Еще один, не такой значительный пример — письмо Сталина в редакцию историко-партийного журнала «Пролетарская революция» в 1931 г., которое без конца цитируют как важнейшую декларацию политики в области культуры. Написанное в страстном полемическом стиле, оно в основном сводится к тому, что коммунистической интеллигенции, склонной к копанию в мелочах и групповщине, нужно навести порядок в своих делах, но что конкретно имеется в виду, если не считать отдельного, весьма тривиального случая, в связи с которым и было послано письмо, так и остается неясным. Практический политический смысл оно приобрело только после того, как в каждом культурном учреждении состоялись долгие, утомительные собрания, посвященные «извлечению организационных выводов из письма товарища Сталина», т.е. определению, кого подвергнуть разносу и наказать[37].
Есть разные объяснения такой удивительной скрытности. Во-первых, сталинский режим был великим мистификатором, использующим тайну для возвеличивания и освящения власти. Может быть, именно аура тайны и секретности, окутывавшая Кремль в 1930-е гг., больше всего отличала сталинский стиль руководства от ленинского. Во-вторых, режим работал с примитивным административным аппаратом, способным выполнять лишь несколько простых команд типа «стоп», «вперед», «быстрее», «тише», которые можно было адекватно передать с помощью сигналов. Кроме того, правовая компетентность самого режима была на низком уровне: в тех случаях, когда правительство пыталось давать детальные политические инструкции, его декреты и указы приходилось неоднократно разъяснять и дополнять, прежде чем содержавшаяся в них мысль удовлетворительно усваивалась[38].

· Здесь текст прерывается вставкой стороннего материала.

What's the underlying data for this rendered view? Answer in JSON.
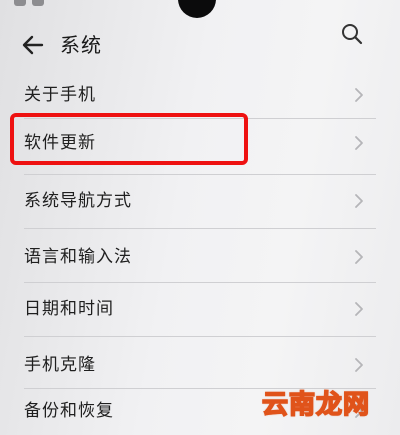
{
  "header": {
    "title": "系统",
    "back_icon": "back-arrow-icon",
    "search_icon": "search-icon"
  },
  "status_bar": {
    "icons": [
      "notification-icon",
      "notification-icon"
    ]
  },
  "menu": {
    "items": [
      {
        "label": "关于手机"
      },
      {
        "label": "软件更新"
      },
      {
        "label": "系统导航方式"
      },
      {
        "label": "语言和输入法"
      },
      {
        "label": "日期和时间"
      },
      {
        "label": "手机克隆"
      },
      {
        "label": "备份和恢复"
      }
    ],
    "highlighted_item": "软件更新",
    "highlight_color": "#ee1111"
  },
  "watermark": {
    "text": "云南龙网",
    "color": "#e0531a"
  }
}
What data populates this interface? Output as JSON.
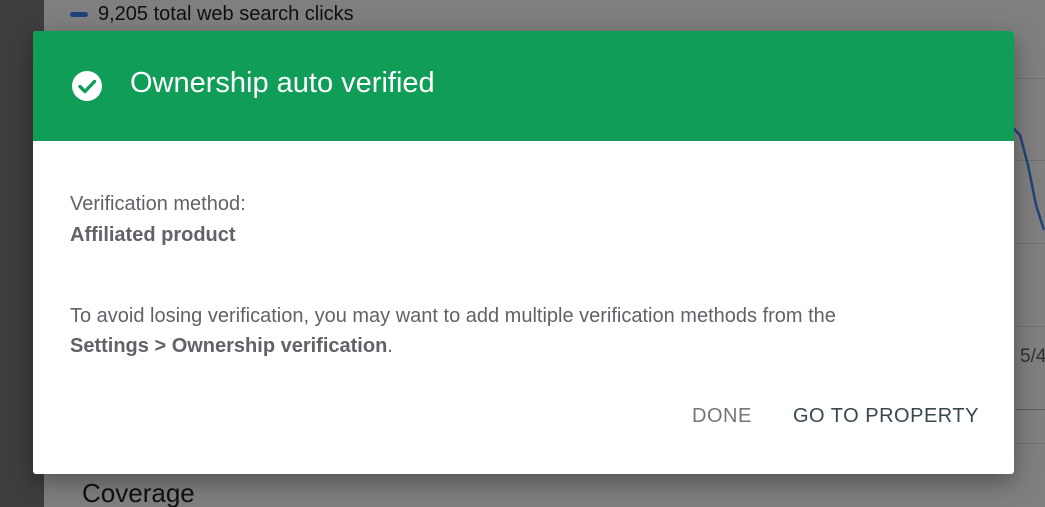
{
  "background": {
    "legend_text": "9,205 total web search clicks",
    "x_tick_partial": "5/4",
    "section_title": "Coverage"
  },
  "dialog": {
    "title": "Ownership auto verified",
    "header_color": "#0f9d58",
    "header_icon": "check-circle-icon",
    "method_label": "Verification method:",
    "method_value": "Affiliated product",
    "advice_text": "To avoid losing verification, you may want to add multiple verification methods from the",
    "advice_link": "Settings > Ownership verification",
    "advice_suffix": ".",
    "buttons": {
      "done": "DONE",
      "go_to_property": "GO TO PROPERTY"
    }
  }
}
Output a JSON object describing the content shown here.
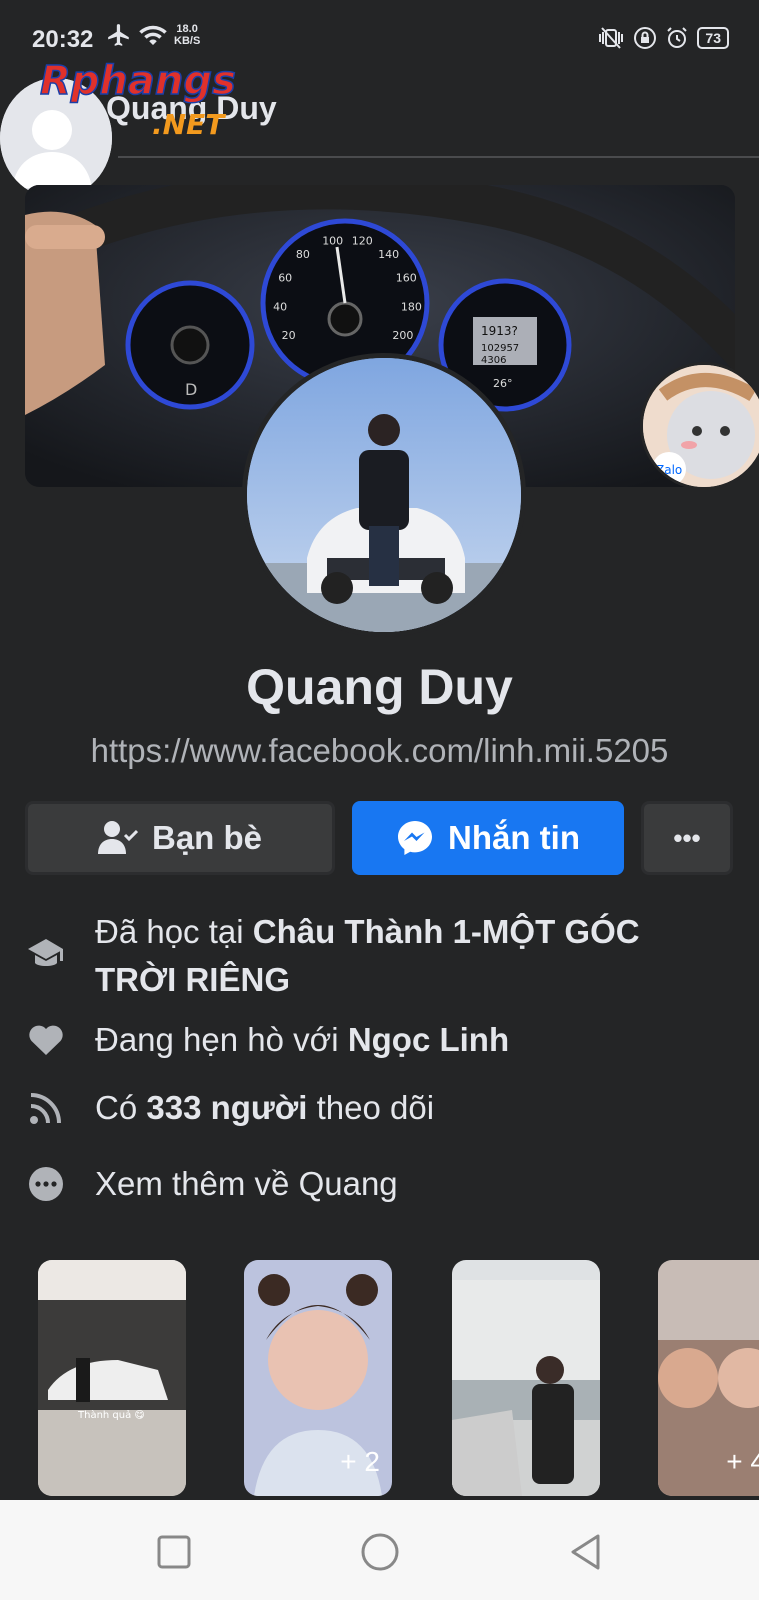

Тут имелись свои политические выгоды, по крайней мере по мнению Сталина, с его византийским складом ума. Если новая политика проваливалась, как в случае с коллективизацией, сигналы легче было отрицать и перетолковывать, нежели четкие политические декларации. Сигналы обладали двусмысленностью, весьма полезной, если в отношении новой политики не было согласия в руководстве, если она нарушала существующие советские законы или суть ее была такова, что для режима было нежелательно, чтобы ее поняли иностранцы. Все три последних фактора сыграли свою роль, например, в политике 1929-1930 гг. в отношении церкви. Почти все 1920-е гг. советские законы и административная практика демонстрировали, по крайней мере в известных пределах, терпимость к религии и запрещали произвольное закрытие или разрушение действующих церквей. Значительная группа «мягких» коммунистических лидеров, в основном работавших в правительственных, а не в партийных органах, решительно поддерживала такой курс, как, разумеется, и международное общественное мнение. Но в 1929 г., с началом Культурной Революции и ростом воинствующего радикализма в партии и комсомоле, мощная «твердая линия» на массовое закрытие церквей и аресты священников получила перевес и, очевидно, завоевала одобрение Сталина. Секретные инструкции в духе «твердой линии» были разосланы местным партийным организациям, но не опубликованы[39]. Когда антирелигиозная кампания вызвала гнев сельского населения, не говоря уже о папе римском и западных деятелях церкви, режим смог тут же откреститься от политики, которую он и так никогда открыто не поддерживал.